At a conference in September sponsored by Accuracy in Media, members of the Citizens’ Commission on Benghazi speculated about the many reasons that Speaker John Boehner (R-OH) may have for opposing a Select Committee on Benghazi. Republican Representative Frank Wolf (VA) has put forward House Resolution 36, which pushes for a Select Committee to investigate the tragic attacks of last year and get to the bottom of what looks to be a comprehensive government cover-up of this scandal. It currently has 178 cosponsors, as of this writing.
Adding pressure, on Wednesday Republican Representative Devin Nunes (CA) sent a pointed letter (embedded below) to Speaker Boehner asking some questions, and citing what he says are “significant discrepancies between the commonly cited attack timeline and the timeline produced by witnesses on the ground in Benghazi.” He also asks whether the U.S. military or “any other U.S. government agency ever had the opportunity to capture or kill any of the perpetrators, but failed to act due to a lack of authorization from the relevant U.S. political authorities.”
On Fox News Channel’s Special Report on Wednesday, Nunes expressed optimism that a closed-door hearing next week by the House Intelligence Committee, with actual survivors of the Benghazi terrorist attack speaking for the first time, will yield answers that have so far not been forthcoming.
The Associated Press ran a story back in May saying that the U.S. had identified five suspects and could take them by force, but decided not to because the administration didn’t have enough proof to try them in civilian courts. “The U.S. has identified five men who might be responsible for the attack on the diplomatic mission in Benghazi, Libya, last year, and has enough evidence to justify seizing them by military force as suspected terrorists, officials say,” writes the AP. “But there isn’t enough proof to try them in a U.S. civilian court as the Obama administration prefers.”

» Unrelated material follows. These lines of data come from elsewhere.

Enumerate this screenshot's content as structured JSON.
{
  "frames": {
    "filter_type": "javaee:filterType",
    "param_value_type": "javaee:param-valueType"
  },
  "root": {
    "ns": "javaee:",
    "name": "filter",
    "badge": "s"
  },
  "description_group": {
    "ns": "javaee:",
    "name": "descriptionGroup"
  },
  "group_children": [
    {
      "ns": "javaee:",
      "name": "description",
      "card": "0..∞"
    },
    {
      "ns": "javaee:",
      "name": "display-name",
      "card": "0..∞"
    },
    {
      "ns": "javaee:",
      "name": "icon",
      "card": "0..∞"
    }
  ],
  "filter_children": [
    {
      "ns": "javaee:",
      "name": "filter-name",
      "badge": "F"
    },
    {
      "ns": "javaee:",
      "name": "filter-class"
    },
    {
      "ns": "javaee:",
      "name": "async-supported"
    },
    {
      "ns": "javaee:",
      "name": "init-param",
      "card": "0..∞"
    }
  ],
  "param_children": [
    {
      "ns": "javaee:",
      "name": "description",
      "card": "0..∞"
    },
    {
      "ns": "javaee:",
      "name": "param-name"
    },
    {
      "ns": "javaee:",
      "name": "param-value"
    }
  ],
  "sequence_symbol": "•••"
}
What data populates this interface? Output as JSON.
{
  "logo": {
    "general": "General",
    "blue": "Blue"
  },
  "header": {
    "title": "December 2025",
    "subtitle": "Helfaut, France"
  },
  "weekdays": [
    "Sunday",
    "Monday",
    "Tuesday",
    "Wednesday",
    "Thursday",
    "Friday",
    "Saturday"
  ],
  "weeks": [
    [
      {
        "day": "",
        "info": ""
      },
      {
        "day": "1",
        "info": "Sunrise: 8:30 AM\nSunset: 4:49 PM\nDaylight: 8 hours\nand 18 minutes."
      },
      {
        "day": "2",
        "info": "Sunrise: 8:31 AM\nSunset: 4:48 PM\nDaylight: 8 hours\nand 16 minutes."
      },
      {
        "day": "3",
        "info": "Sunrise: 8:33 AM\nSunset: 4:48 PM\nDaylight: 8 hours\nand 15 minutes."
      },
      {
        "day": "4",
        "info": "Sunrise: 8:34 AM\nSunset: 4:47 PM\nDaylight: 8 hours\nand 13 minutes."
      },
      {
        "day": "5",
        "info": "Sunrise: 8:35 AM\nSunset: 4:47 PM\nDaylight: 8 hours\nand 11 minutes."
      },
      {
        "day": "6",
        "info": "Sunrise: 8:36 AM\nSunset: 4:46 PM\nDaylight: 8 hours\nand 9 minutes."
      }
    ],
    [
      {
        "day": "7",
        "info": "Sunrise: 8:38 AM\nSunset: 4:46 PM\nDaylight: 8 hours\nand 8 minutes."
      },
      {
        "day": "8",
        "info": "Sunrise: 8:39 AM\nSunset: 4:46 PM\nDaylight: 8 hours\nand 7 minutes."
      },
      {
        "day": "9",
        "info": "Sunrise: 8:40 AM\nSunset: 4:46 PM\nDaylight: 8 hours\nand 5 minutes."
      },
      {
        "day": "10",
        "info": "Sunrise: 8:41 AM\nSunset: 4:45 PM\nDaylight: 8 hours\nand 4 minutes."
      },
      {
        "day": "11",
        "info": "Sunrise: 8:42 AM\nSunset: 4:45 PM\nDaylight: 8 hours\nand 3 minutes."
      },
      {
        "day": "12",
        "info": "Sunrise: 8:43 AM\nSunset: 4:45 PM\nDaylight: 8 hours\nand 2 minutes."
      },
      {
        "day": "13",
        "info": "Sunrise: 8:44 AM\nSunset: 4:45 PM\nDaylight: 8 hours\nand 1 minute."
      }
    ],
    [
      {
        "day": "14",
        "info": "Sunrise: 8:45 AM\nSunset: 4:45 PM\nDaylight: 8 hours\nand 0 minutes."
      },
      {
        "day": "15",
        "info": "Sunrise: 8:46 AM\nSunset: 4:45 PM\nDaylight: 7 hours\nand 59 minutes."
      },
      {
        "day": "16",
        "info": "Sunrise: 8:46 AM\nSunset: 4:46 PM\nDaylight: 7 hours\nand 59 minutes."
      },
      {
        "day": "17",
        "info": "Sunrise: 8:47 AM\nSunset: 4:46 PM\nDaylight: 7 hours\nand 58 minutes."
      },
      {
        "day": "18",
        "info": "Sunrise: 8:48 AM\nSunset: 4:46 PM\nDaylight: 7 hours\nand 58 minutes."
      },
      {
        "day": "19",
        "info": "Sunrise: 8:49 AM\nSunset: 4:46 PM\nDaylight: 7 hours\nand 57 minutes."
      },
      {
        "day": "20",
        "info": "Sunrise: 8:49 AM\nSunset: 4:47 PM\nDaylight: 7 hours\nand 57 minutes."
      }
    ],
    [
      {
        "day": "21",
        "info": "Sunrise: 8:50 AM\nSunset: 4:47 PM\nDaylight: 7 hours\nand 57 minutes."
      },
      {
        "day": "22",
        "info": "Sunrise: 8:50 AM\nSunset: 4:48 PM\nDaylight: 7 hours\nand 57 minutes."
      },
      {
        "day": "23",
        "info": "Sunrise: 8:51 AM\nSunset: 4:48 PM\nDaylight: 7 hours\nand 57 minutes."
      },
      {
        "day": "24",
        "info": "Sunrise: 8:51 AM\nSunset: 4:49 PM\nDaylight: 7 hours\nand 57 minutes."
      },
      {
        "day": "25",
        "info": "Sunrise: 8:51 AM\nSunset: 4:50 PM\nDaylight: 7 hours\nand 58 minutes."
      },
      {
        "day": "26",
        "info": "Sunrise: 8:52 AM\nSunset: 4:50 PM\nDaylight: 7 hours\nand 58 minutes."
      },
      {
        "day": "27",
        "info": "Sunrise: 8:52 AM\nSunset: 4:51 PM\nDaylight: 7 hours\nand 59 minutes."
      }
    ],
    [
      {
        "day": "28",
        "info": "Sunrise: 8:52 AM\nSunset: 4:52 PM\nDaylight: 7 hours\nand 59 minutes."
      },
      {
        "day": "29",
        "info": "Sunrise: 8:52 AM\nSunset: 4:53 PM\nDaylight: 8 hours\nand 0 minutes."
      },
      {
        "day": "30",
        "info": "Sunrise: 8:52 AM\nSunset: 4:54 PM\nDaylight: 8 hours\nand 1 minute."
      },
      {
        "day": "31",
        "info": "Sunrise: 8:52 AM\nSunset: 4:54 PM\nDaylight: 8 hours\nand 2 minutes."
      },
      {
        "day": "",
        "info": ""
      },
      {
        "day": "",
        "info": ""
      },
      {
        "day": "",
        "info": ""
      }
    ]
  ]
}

“The men remain at large while the FBI gathers evidence.”
Under the headline “possible witness intimidation,” Rep. Nunes asks, “Were any officials from the State Department or any other government agency who were in Benghazi during the attack or were involved in any communications about the attack, including anyone located in the continental United States, asked to sign non-disclosure agreements after the attack or asked to undergo polygraph tests?”
“If so, why were these requests made?”
CNN reported in August that members of the CIA were undergoing regular, monthly polygraphs regarding the agency’s missions in Libya. Nunes asked many other questions regarding the non-deployment of FEST, the calls for air support, communications during the attack, and what preparation was needed for the mortar attack on the CIA Annex.

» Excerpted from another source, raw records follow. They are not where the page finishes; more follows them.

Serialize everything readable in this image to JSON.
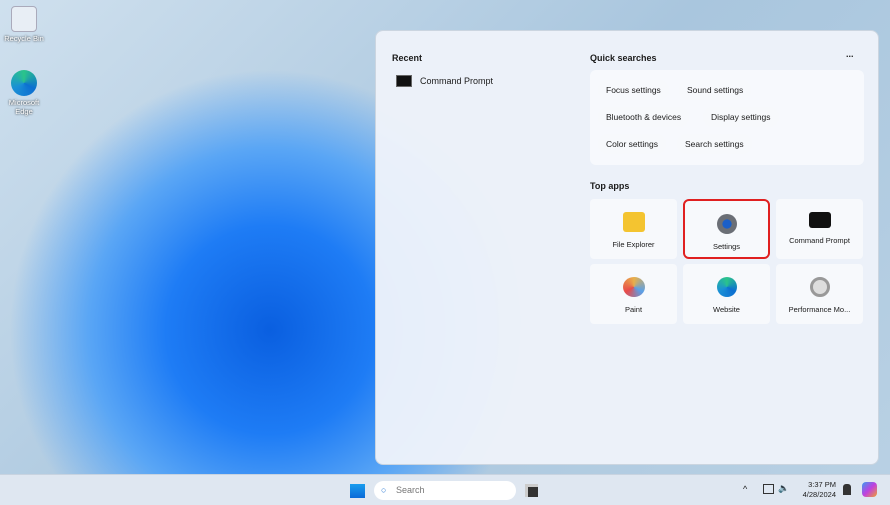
{
  "desktop": {
    "icons": [
      {
        "label": "Recycle Bin",
        "icon": "recycle-bin-icon"
      },
      {
        "label": "Microsoft Edge",
        "icon": "edge-icon"
      }
    ]
  },
  "start_panel": {
    "recent_title": "Recent",
    "recent": [
      {
        "label": "Command Prompt",
        "icon": "command-prompt-icon"
      }
    ],
    "quick_title": "Quick searches",
    "more": "...",
    "quick": [
      "Focus settings",
      "Sound settings",
      "Bluetooth & devices",
      "Display settings",
      "Color settings",
      "Search settings"
    ],
    "top_apps_title": "Top apps",
    "apps": [
      {
        "label": "File Explorer",
        "icon": "folder-icon",
        "color": "#f4c430"
      },
      {
        "label": "Settings",
        "icon": "gear-icon",
        "color": "#6b6f76",
        "selected": true
      },
      {
        "label": "Command Prompt",
        "icon": "command-prompt-icon",
        "color": "#111111"
      },
      {
        "label": "Paint",
        "icon": "paint-palette-icon",
        "color": "#e8b04a"
      },
      {
        "label": "Website",
        "icon": "edge-icon",
        "color": "#1a8fd6"
      },
      {
        "label": "Performance Mo...",
        "icon": "performance-monitor-icon",
        "color": "#a0a0a0"
      }
    ]
  },
  "taskbar": {
    "search_placeholder": "Search",
    "time": "3:37 PM",
    "date": "4/28/2024",
    "chevron": "^"
  }
}
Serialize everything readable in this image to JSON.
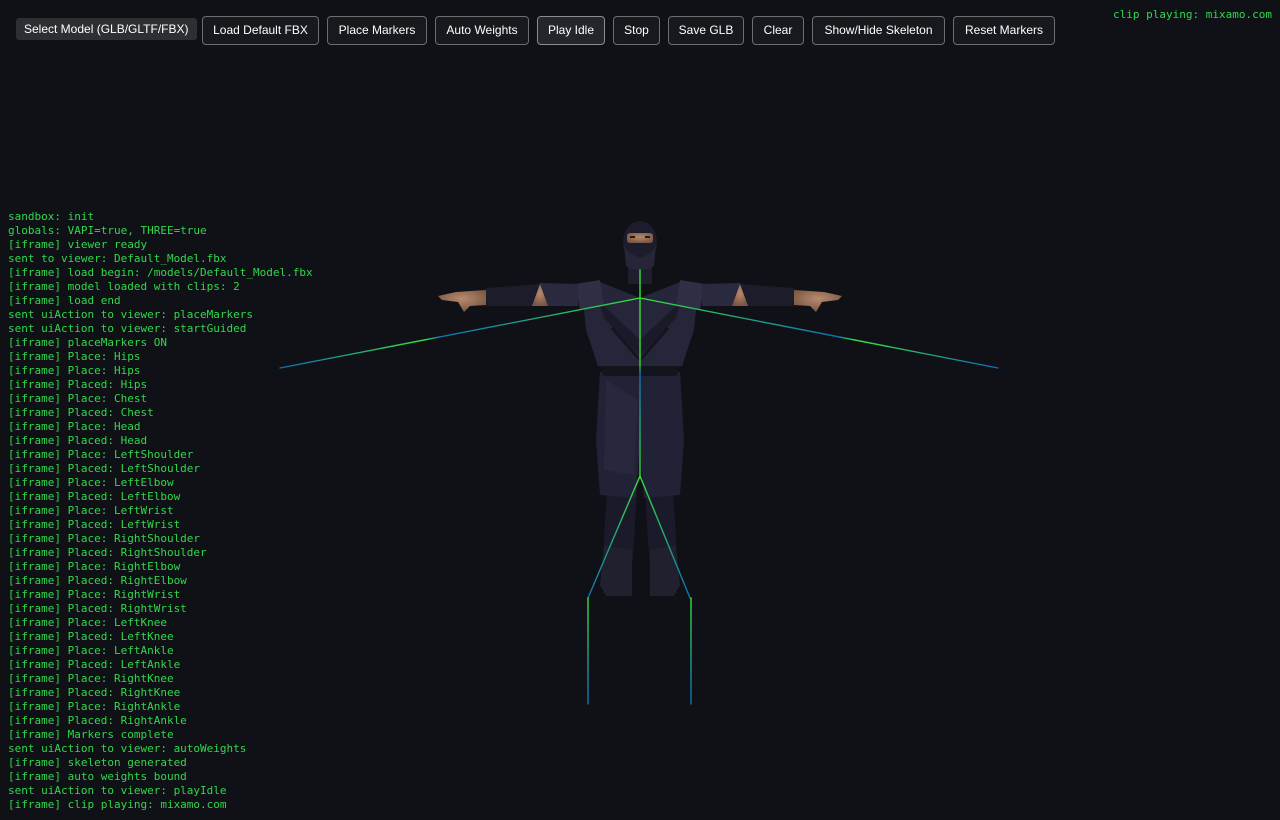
{
  "toolbar": {
    "select_model_label": "Select Model (GLB/GLTF/FBX)",
    "buttons": [
      {
        "label": "Load Default FBX"
      },
      {
        "label": "Place Markers"
      },
      {
        "label": "Auto Weights"
      },
      {
        "label": "Play Idle"
      },
      {
        "label": "Stop"
      },
      {
        "label": "Save GLB"
      },
      {
        "label": "Clear"
      },
      {
        "label": "Show/Hide Skeleton"
      },
      {
        "label": "Reset Markers"
      }
    ]
  },
  "status": {
    "clip_playing": "clip playing: mixamo.com"
  },
  "viewport": {
    "model_icon": "ninja-character-model",
    "skeleton_color": "#39e03a",
    "skeleton_tip_color": "#0f6fb5"
  },
  "log": {
    "lines": [
      "sandbox: init",
      "globals: VAPI=true, THREE=true",
      "[iframe] viewer ready",
      "sent to viewer: Default_Model.fbx",
      "[iframe] load begin: /models/Default_Model.fbx",
      "[iframe] model loaded with clips: 2",
      "[iframe] load end",
      "sent uiAction to viewer: placeMarkers",
      "sent uiAction to viewer: startGuided",
      "[iframe] placeMarkers ON",
      "[iframe] Place: Hips",
      "[iframe] Place: Hips",
      "[iframe] Placed: Hips",
      "[iframe] Place: Chest",
      "[iframe] Placed: Chest",
      "[iframe] Place: Head",
      "[iframe] Placed: Head",
      "[iframe] Place: LeftShoulder",
      "[iframe] Placed: LeftShoulder",
      "[iframe] Place: LeftElbow",
      "[iframe] Placed: LeftElbow",
      "[iframe] Place: LeftWrist",
      "[iframe] Placed: LeftWrist",
      "[iframe] Place: RightShoulder",
      "[iframe] Placed: RightShoulder",
      "[iframe] Place: RightElbow",
      "[iframe] Placed: RightElbow",
      "[iframe] Place: RightWrist",
      "[iframe] Placed: RightWrist",
      "[iframe] Place: LeftKnee",
      "[iframe] Placed: LeftKnee",
      "[iframe] Place: LeftAnkle",
      "[iframe] Placed: LeftAnkle",
      "[iframe] Place: RightKnee",
      "[iframe] Placed: RightKnee",
      "[iframe] Place: RightAnkle",
      "[iframe] Placed: RightAnkle",
      "[iframe] Markers complete",
      "sent uiAction to viewer: autoWeights",
      "[iframe] skeleton generated",
      "[iframe] auto weights bound",
      "sent uiAction to viewer: playIdle",
      "[iframe] clip playing: mixamo.com"
    ]
  }
}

“It is my assumption that the committee will find answers to the remaining questions outlined above,” writes Rep. Nunes. “However, if questions remain unanswered or if some answers differ substantially from the established narrative and timeline of the attack, then it would be warranted to take new messages to complete the investigation and synthesize the information obtained by the Intelligence Committee and other committees investigating the Benghazi attack” (emphasis added). In other words, the current measures might just not be adequate. The “best approach” at that time, he says, would be an independent investigator working under the Speaker’s direction. Nunes, for the record, is not a cosponsor of H Res 36.